Prof. Gerald Penn is a Professor of Computer Science at the University of Toronto. His area of expertise is in the study of human languages, both from a mathematical and computational perspective. Gerald is one of the leading scholars in Computational Linguistics, with significant contributions to the formal study of natural languages. His publications cover many areas, from Theoretical Linguistics, to Mathematics, and to ASR, as well as HCI.

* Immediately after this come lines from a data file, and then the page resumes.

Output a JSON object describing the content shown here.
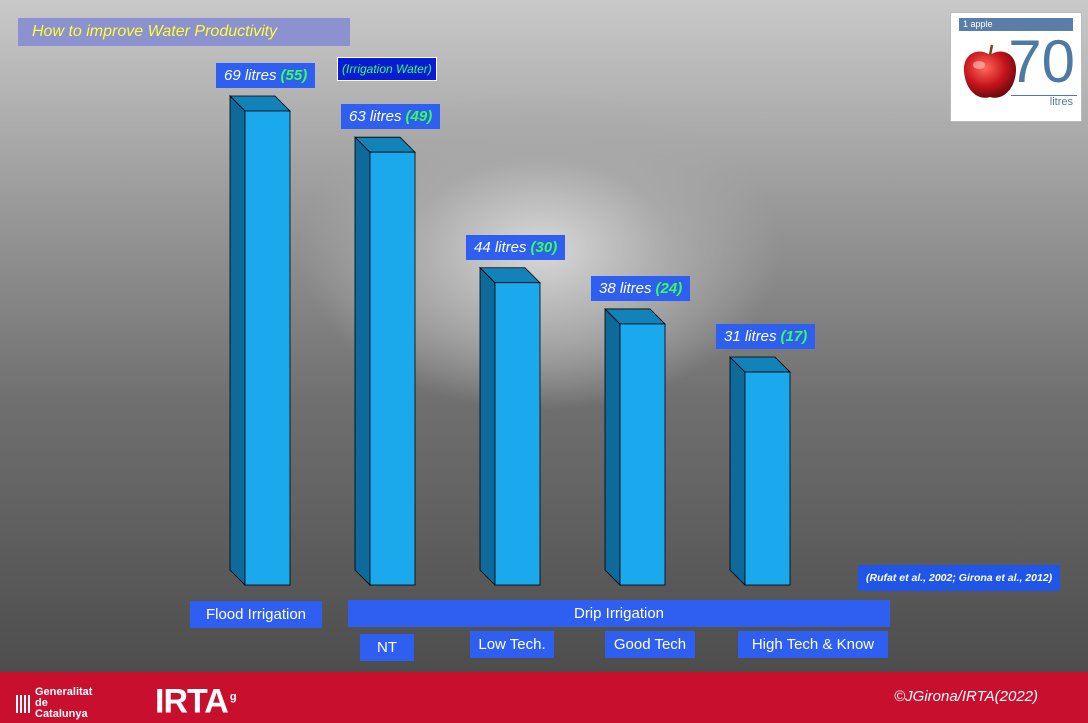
{
  "title": "How to improve Water Productivity",
  "legend_note": "(Irrigation Water)",
  "reference": "(Rufat et al., 2002; Girona et al., 2012)",
  "apple_badge": {
    "tag": "1 apple",
    "number": "70",
    "unit": "litres"
  },
  "footer": {
    "org1": "Generalitat de Catalunya",
    "org2": "IRTA",
    "copyright": "©JGirona/IRTA(2022)"
  },
  "colors": {
    "bar": "#1ba9ee",
    "bar_top": "#1282b8",
    "bar_side": "#0d6a9a",
    "label_bg": "#2f5ff0",
    "irrigation_value": "#35ff55",
    "footer": "#c8102e"
  },
  "chart_data": {
    "type": "bar",
    "title": "How to improve Water Productivity",
    "categories": [
      "Flood Irrigation",
      "NT",
      "Low Tech.",
      "Good Tech",
      "High Tech & Know"
    ],
    "group_labels": [
      "Drip Irrigation"
    ],
    "series": [
      {
        "name": "litres",
        "values": [
          69,
          63,
          44,
          38,
          31
        ]
      },
      {
        "name": "(Irrigation Water)",
        "values": [
          55,
          49,
          30,
          24,
          17
        ]
      }
    ],
    "value_labels": [
      {
        "total": "69 litres",
        "irrigation": "(55)"
      },
      {
        "total": "63 litres",
        "irrigation": "(49)"
      },
      {
        "total": "44 litres",
        "irrigation": "(30)"
      },
      {
        "total": "38 litres",
        "irrigation": "(24)"
      },
      {
        "total": "31 litres",
        "irrigation": "(17)"
      }
    ],
    "ylim": [
      0,
      69
    ],
    "grid": false,
    "legend": "top"
  }
}
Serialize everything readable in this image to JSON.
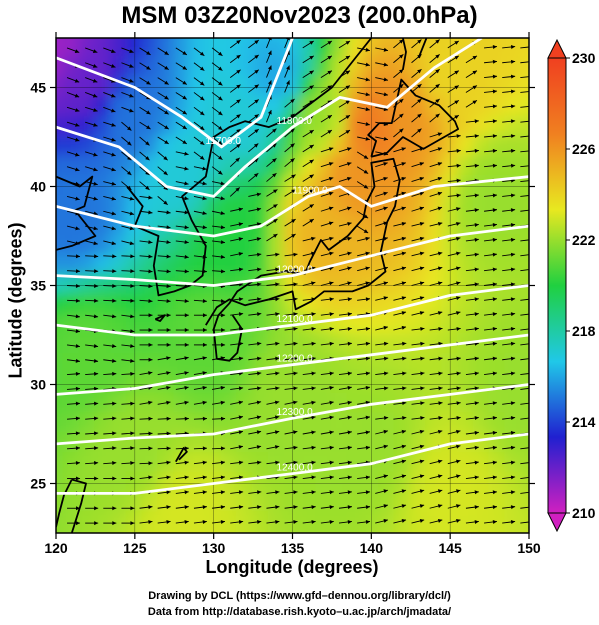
{
  "chart_data": {
    "type": "heatmap",
    "title": "MSM 03Z20Nov2023 (200.0hPa)",
    "xlabel": "Longitude (degrees)",
    "ylabel": "Latitude  (degrees)",
    "xlim": [
      120,
      150
    ],
    "ylim": [
      22.5,
      47.5
    ],
    "xticks": [
      "120",
      "125",
      "130",
      "135",
      "140",
      "145",
      "150"
    ],
    "yticks": [
      "25",
      "30",
      "35",
      "40",
      "45"
    ],
    "colorbar": {
      "min": 210,
      "max": 230,
      "ticks": [
        "230",
        "226",
        "222",
        "218",
        "214",
        "210"
      ],
      "colors": [
        "#d020c0",
        "#2020d0",
        "#20c8e8",
        "#20d040",
        "#e8e820",
        "#f08020",
        "#f04020"
      ]
    },
    "field_anchors": [
      {
        "lon": 120,
        "lat": 47.5,
        "value": 211
      },
      {
        "lon": 122,
        "lat": 46,
        "value": 212
      },
      {
        "lon": 125,
        "lat": 44,
        "value": 215
      },
      {
        "lon": 121,
        "lat": 39,
        "value": 215
      },
      {
        "lon": 128,
        "lat": 41,
        "value": 217
      },
      {
        "lon": 132,
        "lat": 44,
        "value": 217
      },
      {
        "lon": 134,
        "lat": 46,
        "value": 216
      },
      {
        "lon": 131,
        "lat": 38,
        "value": 220
      },
      {
        "lon": 137,
        "lat": 44,
        "value": 222
      },
      {
        "lon": 139,
        "lat": 41,
        "value": 226
      },
      {
        "lon": 140,
        "lat": 43.5,
        "value": 227
      },
      {
        "lon": 142,
        "lat": 44,
        "value": 226
      },
      {
        "lon": 137,
        "lat": 38,
        "value": 225
      },
      {
        "lon": 145,
        "lat": 46,
        "value": 224
      },
      {
        "lon": 148,
        "lat": 40,
        "value": 222
      },
      {
        "lon": 122,
        "lat": 32,
        "value": 221
      },
      {
        "lon": 125,
        "lat": 27,
        "value": 222
      },
      {
        "lon": 130,
        "lat": 33,
        "value": 221
      },
      {
        "lon": 135,
        "lat": 30,
        "value": 222
      },
      {
        "lon": 140,
        "lat": 27,
        "value": 222
      },
      {
        "lon": 145,
        "lat": 25,
        "value": 223
      },
      {
        "lon": 150,
        "lat": 30,
        "value": 222
      },
      {
        "lon": 128,
        "lat": 24,
        "value": 223
      }
    ],
    "contours": [
      {
        "label": "11700.0",
        "points": [
          [
            120,
            46.5
          ],
          [
            125,
            45
          ],
          [
            128,
            43.5
          ],
          [
            130.5,
            42
          ],
          [
            133,
            43.5
          ],
          [
            135,
            47.5
          ]
        ]
      },
      {
        "label": "11800.0",
        "points": [
          [
            120,
            43
          ],
          [
            124,
            42
          ],
          [
            127,
            40
          ],
          [
            130,
            39.5
          ],
          [
            132,
            41
          ],
          [
            135,
            43
          ],
          [
            138,
            44.5
          ],
          [
            141,
            44
          ],
          [
            144,
            46
          ],
          [
            147,
            47.5
          ]
        ]
      },
      {
        "label": "11900.0",
        "points": [
          [
            120,
            39
          ],
          [
            125,
            38
          ],
          [
            130,
            37.5
          ],
          [
            133,
            38
          ],
          [
            136,
            39.5
          ],
          [
            138,
            40
          ],
          [
            140,
            39
          ],
          [
            144,
            40
          ],
          [
            150,
            40.5
          ]
        ]
      },
      {
        "label": "12000.0",
        "points": [
          [
            120,
            35.5
          ],
          [
            125,
            35.3
          ],
          [
            130,
            35
          ],
          [
            135,
            35.5
          ],
          [
            140,
            36.5
          ],
          [
            145,
            37.5
          ],
          [
            150,
            38
          ]
        ]
      },
      {
        "label": "12100.0",
        "points": [
          [
            120,
            33
          ],
          [
            125,
            32.5
          ],
          [
            130,
            32.5
          ],
          [
            135,
            33
          ],
          [
            140,
            33.5
          ],
          [
            145,
            34.5
          ],
          [
            150,
            35
          ]
        ]
      },
      {
        "label": "12200.0",
        "points": [
          [
            120,
            29.5
          ],
          [
            125,
            29.8
          ],
          [
            130,
            30.5
          ],
          [
            135,
            31
          ],
          [
            140,
            31.5
          ],
          [
            145,
            32
          ],
          [
            150,
            32.5
          ]
        ]
      },
      {
        "label": "12300.0",
        "points": [
          [
            120,
            27
          ],
          [
            125,
            27.3
          ],
          [
            130,
            27.5
          ],
          [
            135,
            28.3
          ],
          [
            140,
            29
          ],
          [
            145,
            29.5
          ],
          [
            150,
            30
          ]
        ]
      },
      {
        "label": "12400.0",
        "points": [
          [
            120,
            24.5
          ],
          [
            125,
            24.5
          ],
          [
            130,
            25
          ],
          [
            135,
            25.5
          ],
          [
            140,
            26
          ],
          [
            145,
            27
          ],
          [
            150,
            27.5
          ]
        ]
      }
    ],
    "legend": "colorbar-right",
    "grid": true
  },
  "footer": {
    "line1": "Drawing by DCL (https://www.gfd–dennou.org/library/dcl/)",
    "line2": "Data from http://database.rish.kyoto–u.ac.jp/arch/jmadata/"
  }
}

Dr. Sharon Oviatt is well known for her research on human-centred interfaces, multimodal and mobile interfaces, and educational interfaces. She has published over 130 scientific articles, and is an Associate Editor of the main journals in the field of HCI. She was the recipient of a National Science Foundation Special Creativity Award for pioneering work on mobile multimodal interfaces that combine natural input modes like speech, pen, touch, and gesture. Recently, she founded Incaa Designs (, a nonprofit that researches and evaluates new educational interfaces designed to stimulate thinking and reasoning.

Prof. Stephen Brewster is a Professor of Human-Computer Interaction in the Department of Computing Science at the University of Glasgow, UK, where he leads the Multimodal Interaction Group (part of the Glasgow Interactive Systems Group). His main research interest is in Multimodal Human-Computer Interaction, sound and haptics and gestures. Stephen has conducted significant research into Earcons, a particular form of non-speech sounds. He has authored numerous publications in the fields of audio and haptic (touch-based) interaction and mobile computing devices.

Dr Matthew Aylett has been involved in speech technology and HCI since 1994. He obtained an MSc in speech and language processing (Distinction) from the University of Edinburgh in 1995. Subsequently he worked as a research associate on spoken dialogue whilst pursuing a PhD (awarded in 2000) focused on phonetic and prosodic analysis of spontaneous speech. In April 2000, he joined the R&D team of Edinburgh University spin-out Rhetorical Systems Ltd. He played a fundamental role in both designing and building the rVoice speech synthesizer. Other key contributions included work on prosodic modelling and intelligibility. He continued to publish research work over this period at an international level. In 2006 he founded Cereproc Ltd, which in 2007 released the first commercial synthesis to allow modification of voice quality for adding underlying emotion to voices.

Dr. Nicolas d'Alessandro is a postdoctoral researcher at the numediart Institute, University of Mons, Belgium. From a lifelong interest in musical instruments and his acquired taste in speech and singing processing, he has incrementally shaped a research topic that aims at using gestural control of sound in order to gain insights in speech and singing production. As a performer, his interventions on stage always gather an interdisciplinary research side, taking its roots in human cognition and voice production. He has coordinated and contributed to the development of five main speech/singing systems: MBROLA, HandSketch, DiVA, ChoirMob and MAGE.